Supuestamente Chile era el ejemplo más acabado y exitoso de la implementación del modelo neoliberal en Latinoamérica. Ahora tras los acontecimientos recientes se dice que explotó una desigualdad que durante mucho tiempo estuvo amortiguada e incluso invisibilizada para todos aquellos que vivían elogiando al modelo chileno. También que la región es la formación social más desigual de todo el planeta.

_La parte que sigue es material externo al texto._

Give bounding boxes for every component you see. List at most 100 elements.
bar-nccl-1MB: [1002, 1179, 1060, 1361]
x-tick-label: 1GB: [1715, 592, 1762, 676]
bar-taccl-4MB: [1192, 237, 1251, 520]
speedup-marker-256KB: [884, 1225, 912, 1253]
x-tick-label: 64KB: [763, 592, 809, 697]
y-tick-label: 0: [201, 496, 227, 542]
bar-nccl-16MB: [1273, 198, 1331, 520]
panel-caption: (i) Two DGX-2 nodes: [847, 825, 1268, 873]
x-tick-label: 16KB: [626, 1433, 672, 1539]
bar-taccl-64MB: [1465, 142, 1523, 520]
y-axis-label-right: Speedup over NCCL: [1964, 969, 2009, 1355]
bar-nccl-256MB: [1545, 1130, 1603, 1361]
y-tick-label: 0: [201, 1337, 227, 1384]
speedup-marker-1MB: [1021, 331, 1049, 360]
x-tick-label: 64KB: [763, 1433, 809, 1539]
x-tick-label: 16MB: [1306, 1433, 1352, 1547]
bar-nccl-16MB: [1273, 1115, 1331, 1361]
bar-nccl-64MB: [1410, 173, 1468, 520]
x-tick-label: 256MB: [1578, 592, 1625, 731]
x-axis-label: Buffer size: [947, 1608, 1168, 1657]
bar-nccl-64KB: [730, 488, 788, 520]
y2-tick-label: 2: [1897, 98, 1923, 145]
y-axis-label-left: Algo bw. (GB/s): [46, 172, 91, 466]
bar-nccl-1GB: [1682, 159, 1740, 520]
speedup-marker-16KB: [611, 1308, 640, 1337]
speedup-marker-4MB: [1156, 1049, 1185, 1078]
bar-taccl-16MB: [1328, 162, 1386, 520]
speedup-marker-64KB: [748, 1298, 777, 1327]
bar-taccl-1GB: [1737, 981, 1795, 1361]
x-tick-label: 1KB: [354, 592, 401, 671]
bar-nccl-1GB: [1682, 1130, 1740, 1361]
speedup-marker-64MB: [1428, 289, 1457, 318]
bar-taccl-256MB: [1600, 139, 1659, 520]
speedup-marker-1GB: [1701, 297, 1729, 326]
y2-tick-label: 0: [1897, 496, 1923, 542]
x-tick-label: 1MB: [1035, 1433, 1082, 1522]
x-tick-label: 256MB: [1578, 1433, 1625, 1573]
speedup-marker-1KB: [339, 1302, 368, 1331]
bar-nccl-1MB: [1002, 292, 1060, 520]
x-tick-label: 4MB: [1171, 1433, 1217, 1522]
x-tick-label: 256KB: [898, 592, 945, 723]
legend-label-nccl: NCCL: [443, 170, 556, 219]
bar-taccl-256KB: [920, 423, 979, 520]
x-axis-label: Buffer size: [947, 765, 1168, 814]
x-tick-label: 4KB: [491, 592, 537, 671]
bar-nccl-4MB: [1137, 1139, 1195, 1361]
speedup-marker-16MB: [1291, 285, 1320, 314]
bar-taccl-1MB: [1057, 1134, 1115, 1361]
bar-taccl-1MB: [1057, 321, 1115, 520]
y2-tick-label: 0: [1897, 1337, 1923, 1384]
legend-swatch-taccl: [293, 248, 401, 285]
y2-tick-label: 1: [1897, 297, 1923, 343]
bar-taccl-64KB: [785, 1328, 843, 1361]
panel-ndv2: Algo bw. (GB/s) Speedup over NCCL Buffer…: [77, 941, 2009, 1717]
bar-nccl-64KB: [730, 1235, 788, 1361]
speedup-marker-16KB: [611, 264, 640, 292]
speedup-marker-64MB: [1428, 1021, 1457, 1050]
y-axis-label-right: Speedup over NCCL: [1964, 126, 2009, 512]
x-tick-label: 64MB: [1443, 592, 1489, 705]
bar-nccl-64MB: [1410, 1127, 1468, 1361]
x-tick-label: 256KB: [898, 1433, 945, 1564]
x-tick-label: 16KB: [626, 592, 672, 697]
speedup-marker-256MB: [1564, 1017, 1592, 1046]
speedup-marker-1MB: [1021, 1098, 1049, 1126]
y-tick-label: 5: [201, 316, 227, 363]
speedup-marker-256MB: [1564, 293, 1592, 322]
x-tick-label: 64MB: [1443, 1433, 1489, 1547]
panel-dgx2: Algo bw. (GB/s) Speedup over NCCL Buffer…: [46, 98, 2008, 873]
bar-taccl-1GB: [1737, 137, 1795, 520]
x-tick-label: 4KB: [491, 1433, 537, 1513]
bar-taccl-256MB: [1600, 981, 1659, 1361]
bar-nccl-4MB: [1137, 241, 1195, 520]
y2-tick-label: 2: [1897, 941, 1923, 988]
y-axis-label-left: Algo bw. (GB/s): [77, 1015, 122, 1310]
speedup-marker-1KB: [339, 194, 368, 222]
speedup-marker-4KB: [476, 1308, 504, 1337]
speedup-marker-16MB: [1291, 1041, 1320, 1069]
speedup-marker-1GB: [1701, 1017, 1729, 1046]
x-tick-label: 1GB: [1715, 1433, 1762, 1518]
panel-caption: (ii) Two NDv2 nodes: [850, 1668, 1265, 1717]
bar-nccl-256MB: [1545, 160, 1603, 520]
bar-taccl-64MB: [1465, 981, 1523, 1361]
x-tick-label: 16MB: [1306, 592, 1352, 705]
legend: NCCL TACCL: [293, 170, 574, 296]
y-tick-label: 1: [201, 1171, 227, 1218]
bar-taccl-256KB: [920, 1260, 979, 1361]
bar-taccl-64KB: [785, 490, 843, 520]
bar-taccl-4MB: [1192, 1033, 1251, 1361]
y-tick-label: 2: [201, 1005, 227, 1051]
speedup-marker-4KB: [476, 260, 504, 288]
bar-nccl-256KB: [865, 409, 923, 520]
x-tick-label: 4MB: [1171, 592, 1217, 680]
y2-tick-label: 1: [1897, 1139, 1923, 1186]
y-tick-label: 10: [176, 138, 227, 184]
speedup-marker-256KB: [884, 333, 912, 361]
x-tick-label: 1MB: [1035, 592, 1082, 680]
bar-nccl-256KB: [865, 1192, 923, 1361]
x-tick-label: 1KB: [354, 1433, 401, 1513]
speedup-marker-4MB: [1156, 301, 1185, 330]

Las derechas latinoamericanas, que si se las deja hablar sostienen que nuestros países debieran ser como EEUU o Europa, no reparan ni un segundo en la cuestión de la desigualdad ni tampoco sobre sus causas. Ser un continente principalmente exportador de commodities, con una economía primarizada y una estructura agraria cuasi feudal no es tema de debate. De todas maneras la desigualdad podría existir sin ser explosiva. Eso es lo que siempre pretendieron las clases dominantes locales. Los diferentes ciclos que propiciaron un crecimiento industrial relativo y a su vez primario hicieron que también los sectores populares latinoamericanos adquirieran derechos que tras los diferentes fines de ciclo no pudieran ser completamente obviados. Para el caso argentino puede constatarse que a pesar de la caída de Juan Domingo Perón en el 55, los trabajadores siguieron exigiendo reivindicaciones que los nuevos gobiernos no estaban dispuestos a otorgar. Esa tensión también es constitutiva hoy de la estructura social de la región.
En líneas extremadamente generales se podría decir que la irrupción de los gobiernos progresistas en la región durante la primera década de este siglo venía a ser una respuesta al estado de crisis social que produjo el neoliberalismo durante los ’90. Tuvieron su base económica principalmente en el auge de los commodities logrando una distribución mucho más equitativa de la renta. Con la caída de esos precios los modelos redistributivos no pudieron seguir enfrentando la situación social de la misma manera y dejaron sentadas ciertas bases objetivas para la llegada de gobiernos de derecha. Se supuso al respecto que sin ese “viento de cola” los progresismos “populistas” ya no tendrían retorno. Lo que no tuvieron en cuenta es que para gobernar realizando ajustes las masas populares deben estar completamente sumidas y sin capacidad de reacción. El ideal de las derechas es ajustar sin que haya reacción y producir así una reducción sustancial de las principales características de un Estado intervencionista.
Las grandes protestas sociales en Ecuador, Chile, Bolivia o Colombia tuvieron por su parte un accionar del Estado pero en su faz represiva y nada democrática. La derrota de Macri en la Argentina, el fallo que devolvió la libertad a Lula en Brasil o el fracaso permanente de lograr romper la institucionalidad en Venezuela son los principales datos del año que termina.
Desde la instauración del neoliberalismo durante los 90 nunca pudo revertirse plenamente la matriz económico social que por ese tiempo comenzaba a ser predominante a pesar de los diversos intentos progresistas. Nuevamente pareciera surgir la esperanza para los sectores populares suramericanos de revertir la mayor desigualdad social del planeta y desterrar el atraso relativo.
Depende principalmente de la lucha política y de la claridad que se tenga para enfrentar a un enemigo sumamente poderoso que ni está dispuesto a resignar sus privilegios ni tampoco a dejar de intentar profundizarlos como hizo el gobierno de Cambiemos los últimos cuatro años.